I would like to remind Dr. Lewis and colleagues and the readership that: a) what is being called "regional" monitoring by near-infrared spectroscopy is, in fact, just a focal (not at all regional) measurement; b) according to the largest known series of healthy volunteers [2], the upper normal value for jugular oxyhemoglobin saturation is 69%, not 75%, as presented by Dr. Lewis and colleagues [1]; c) one of the main goals of neuromonitoring is not only to detect and prevent secondary hypoxic-ischemic insults [3], but also to detect the reciprocal of hypoxic-ischemic insults, namely, relative cerebral hyperperfusion [4]. The latter is a most frequent, sustained problem in patients with brain swelling and acute intracranial hypertension, and once identified, usually responds to treatment [4,5].

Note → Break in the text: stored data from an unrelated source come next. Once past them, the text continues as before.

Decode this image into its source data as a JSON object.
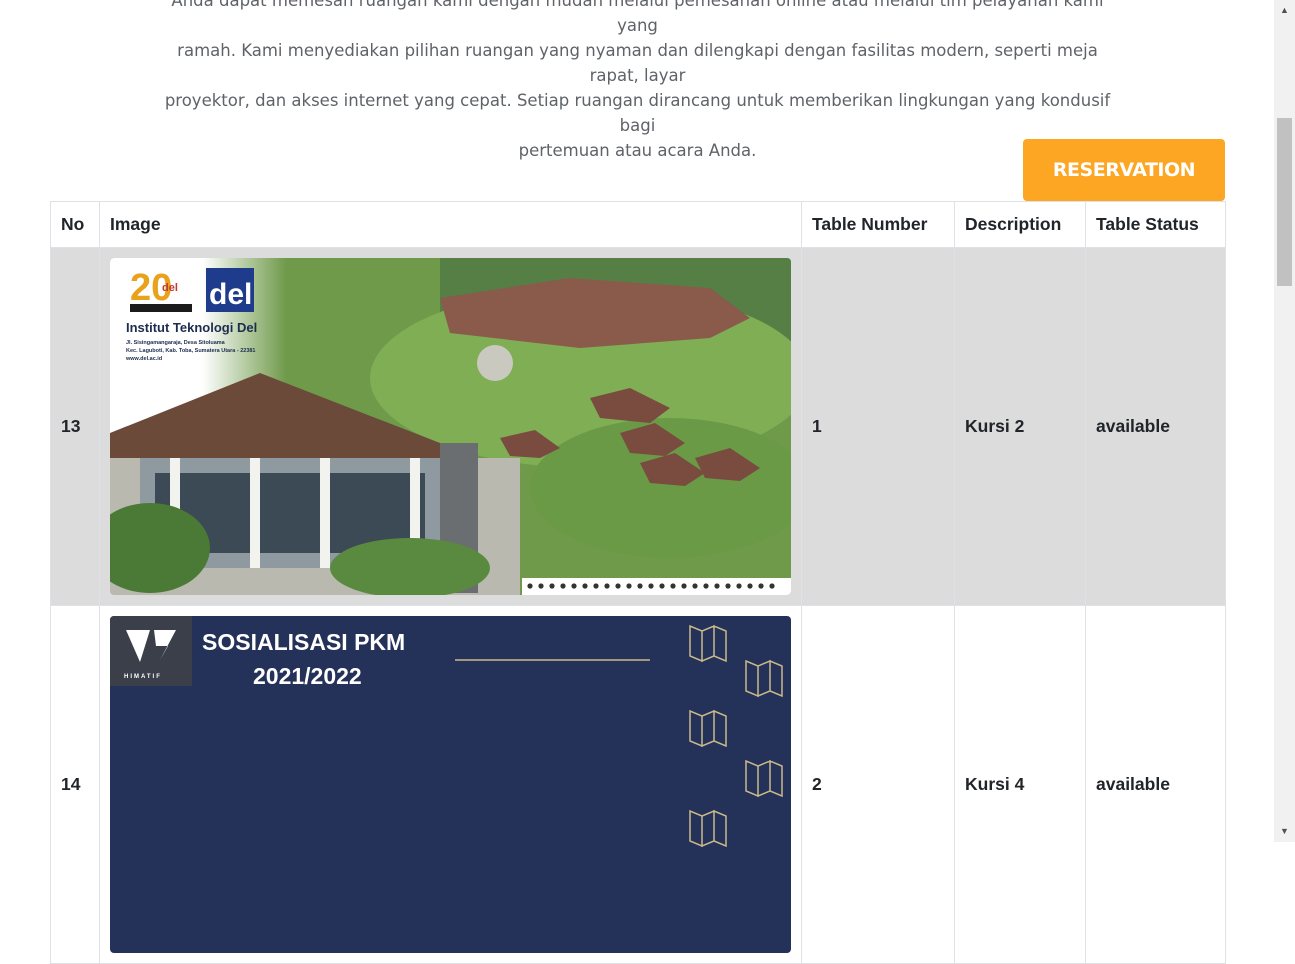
{
  "intro": {
    "line1": "Anda dapat memesan ruangan kami dengan mudah melalui pemesanan online atau melalui tim pelayanan kami yang",
    "line2": "ramah. Kami menyediakan pilihan ruangan yang nyaman dan dilengkapi dengan fasilitas modern, seperti meja rapat, layar",
    "line3": "proyektor, dan akses internet yang cepat. Setiap ruangan dirancang untuk memberikan lingkungan yang kondusif bagi",
    "line4": "pertemuan atau acara Anda."
  },
  "reservation_button": "RESERVATION",
  "table": {
    "headers": [
      "No",
      "Image",
      "Table Number",
      "Description",
      "Table Status"
    ],
    "rows": [
      {
        "no": "13",
        "table_number": "1",
        "description": "Kursi 2",
        "status": "available",
        "image": {
          "title": "Institut Teknologi Del",
          "address1": "Jl. Sisingamangaraja, Desa Sitoluama",
          "address2": "Kec. Laguboti, Kab. Toba, Sumatera Utara - 22381",
          "address3": "www.del.ac.id",
          "logo_text": "del",
          "anniv_text": "20",
          "anniv_small": "del"
        }
      },
      {
        "no": "14",
        "table_number": "2",
        "description": "Kursi 4",
        "status": "available",
        "image": {
          "title_line1": "SOSIALISASI PKM",
          "title_line2": "2021/2022",
          "logo_caption": "HIMATIF"
        }
      }
    ]
  },
  "colors": {
    "accent": "#fda623",
    "row_shade": "#dcdcdc",
    "banner_navy": "#243159"
  },
  "icons": {
    "scroll_up": "scroll-up-arrow-icon",
    "scroll_down": "scroll-down-arrow-icon"
  }
}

Relative cerebral hyperperfusion has been found to be a sustained, repetitive finding, even in studies that emphasize cerebral ischemia [6]. In the earliest hours post injury, there is evidence of no ischemia but normal coupling between reduced cerebral oxygen consumption and cerebral blood flow, as reflected by normal mean values for arteriojugular oxygen content difference in the range of 7.1 vol% (Table 1 in the study by Bouma et al. [6]). Sequentially, abnormally low arteriojugular oxygen content differences (<5.1 vol% [2]) are a general rule as early as 12 to 18 hrs post injury [6]. These changes are usually associated with jugular oxyhemoglobin saturation values of >69% [4], not values >75%.

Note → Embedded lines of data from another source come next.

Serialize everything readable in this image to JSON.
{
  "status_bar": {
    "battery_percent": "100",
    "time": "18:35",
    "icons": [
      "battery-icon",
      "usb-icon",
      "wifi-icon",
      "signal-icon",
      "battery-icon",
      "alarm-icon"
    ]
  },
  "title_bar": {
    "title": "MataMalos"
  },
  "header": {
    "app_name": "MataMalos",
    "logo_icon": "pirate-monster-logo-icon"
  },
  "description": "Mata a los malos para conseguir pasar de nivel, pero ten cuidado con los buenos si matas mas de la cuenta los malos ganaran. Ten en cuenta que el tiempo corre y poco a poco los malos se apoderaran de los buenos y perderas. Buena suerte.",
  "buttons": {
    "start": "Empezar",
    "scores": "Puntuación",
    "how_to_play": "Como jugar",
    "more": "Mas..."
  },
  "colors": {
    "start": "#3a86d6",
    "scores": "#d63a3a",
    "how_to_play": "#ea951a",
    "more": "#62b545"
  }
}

If one waits for jugular oxyhemoglobin saturation of >or=to75% to start treating relative cerebral hyperperfusion with optimized hyperventilation [4,5], many patients will have developed pronounced intracranial hypertension, and may no longer respond to treatment. Conversely, by carefully tracking the gradual increases in jugular oxyhemoglobin saturation and therapeutically offsetting those changes with optimized hyperventilation, excellent outcome figures may be expected [4,5].
Finally, it is about time for this "too good to be true" [7] monitoring with near-infrared spectroscopy to be carefully reconsidered, because according to technical features, it is only "reliable" in the normal brain, where monitoring is usually not necessary.